车轱辘碾过青石板路,发出“咯噔咯噔”的声响,在这死寂的北平清晨显得格外刺耳。
转过煤渣胡同时,风势陡然加大,卷起地上的残雪,像无数只无形的手在撕扯着一切。
何雨柱坐在车斗里,看似闭目养神,意识却沉入了脑海中的系统空间。
那是一个巨大的、灰蒙蒙的立方体空间,约莫一千立方米。
此刻,角落里堆放着刚才被他“处理”掉的黄包车和几具尸体,旁边横放着那杆沾满血迹的三八大盖,剌刀上的血珠还在缓缓滴落。

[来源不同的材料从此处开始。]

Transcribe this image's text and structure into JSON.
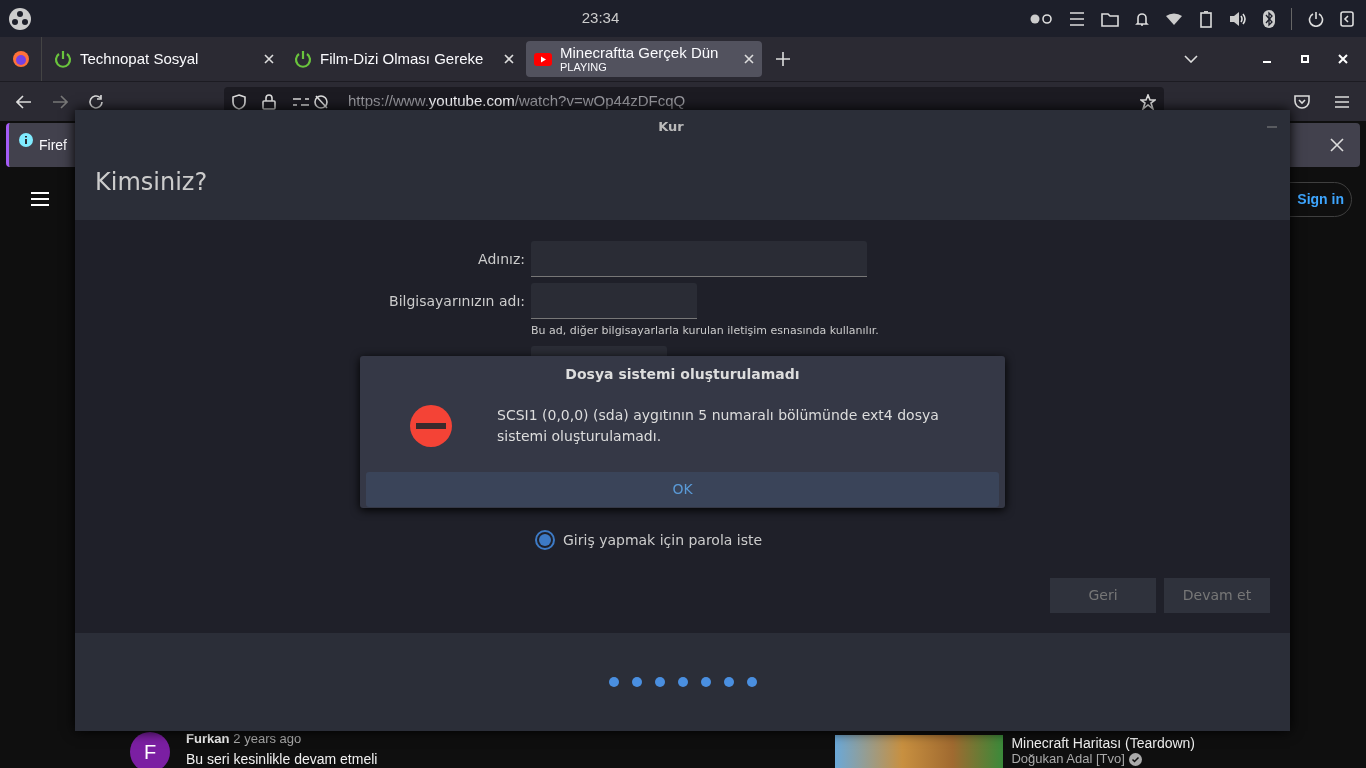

空间的另一头,九个白面馍馍和一块大洋孤零零地躺着,显得格格不入。
他必须冷静,必须盘算清楚接下来的每一步。
突然——
“咔、咔、咔。”
一阵整齐划一、沉重有力的皮靴踏雪声,从前方的胡同口传了过来。
那声音带着一种侵略者特有的蛮横与压迫感,像重锤一样敲在何雨柱的心上。
何雨柱猛地睁开眼,瞳孔骤缩。
“停车!快停车!”
他低喝一声。
然而,已经晚了。
三个穿着土黄色军装的身影,如同鬼魅般堵在了路中间。
他们手中的三八大盖上,剌刀闪着森冷的寒光,在雪夜里透着一股令人心悸的惨白。
领头的是个矮壮的伍长,罗圈腿,脸上带着一道刀疤。
他眯着眼,用生硬的中文喝道:“通行证!你的,拿出来!”
何雨柱心头一紧,手悄悄摸向腰间——那里空空如也。
他哪有什么通行证?
就在他思索对策时。
身前的车夫突然浑身一颤,象是抓住了救命稻草一般。
猛地指向何雨柱,嗓音因为恐惧和谄媚而变得尖细刺耳。
“太君!太君饶命!这小子……这小子怀里有白面馍馍!是他逼我拉的车!”
他的袖口上,还沾着刚才抢食馍馍时蹭上的面粉,白扑扑的,在昏暗的天光下格外显眼。
何雨柱瞳孔瞬间放大,一股寒意从脚底直冲天灵盖。
狗日的汉奸!
这就叫人为财死,鸟为食亡!
那伍长的眼睛瞬间亮了,贪婪的光芒如同饿狼见了肉。
白面,在这饥荒的年代,比金子还值钱,比命还金贵。
他狞笑着,端起剌刀挑开车帘,那张布满横肉的脸凑了过来,几乎要贴到何雨柱的鼻尖上。
“哟西……白面的干活!”
电光石火之间,何雨柱的身体做出了本能的反应。
虽然只有十岁的躯壳,但满级八极拳的肌肉记忆早已刻入骨髓。
他没有丝毫尤豫,猛地拧腰沉胯,右肘如同一根铁棍,带着呼啸的风声,狠狠向前撞出——
“顶心肘!”
“嘭!”
一声沉闷的巨响,结结实实撞在了伍长的胸口。
“咔嚓!”
清淅的骨裂声伴随着伍长痛苦的惨叫。
他那壮实的身躯象个破麻袋一样倒飞出去,重重砸在雪地里,溅起一片雪雾。
口中喷出一大口鲜血,眼见是活不成了。
何雨柱没有丝毫停顿。
他探手如电,一把夺过旁边一名日本兵手中的三八大盖。
枪身冰凉沉重,带着铁锈和血腥的味道,握在手里却让他感到无比安心。
“八嘎!”
剩下的两个日本兵见状,魂飞魄散,慌忙拉动枪栓,想要射击。
何雨柱眼神一厉,嘴角勾起一抹冰冷的弧度。
六合枪术,起手式——青龙出水!
枪尖一抖,化作一道寒光,如毒蛇吐信,快得让人看不清轨迹。
“噗!”
枪尖精准地点碎了一名日本兵的喉结。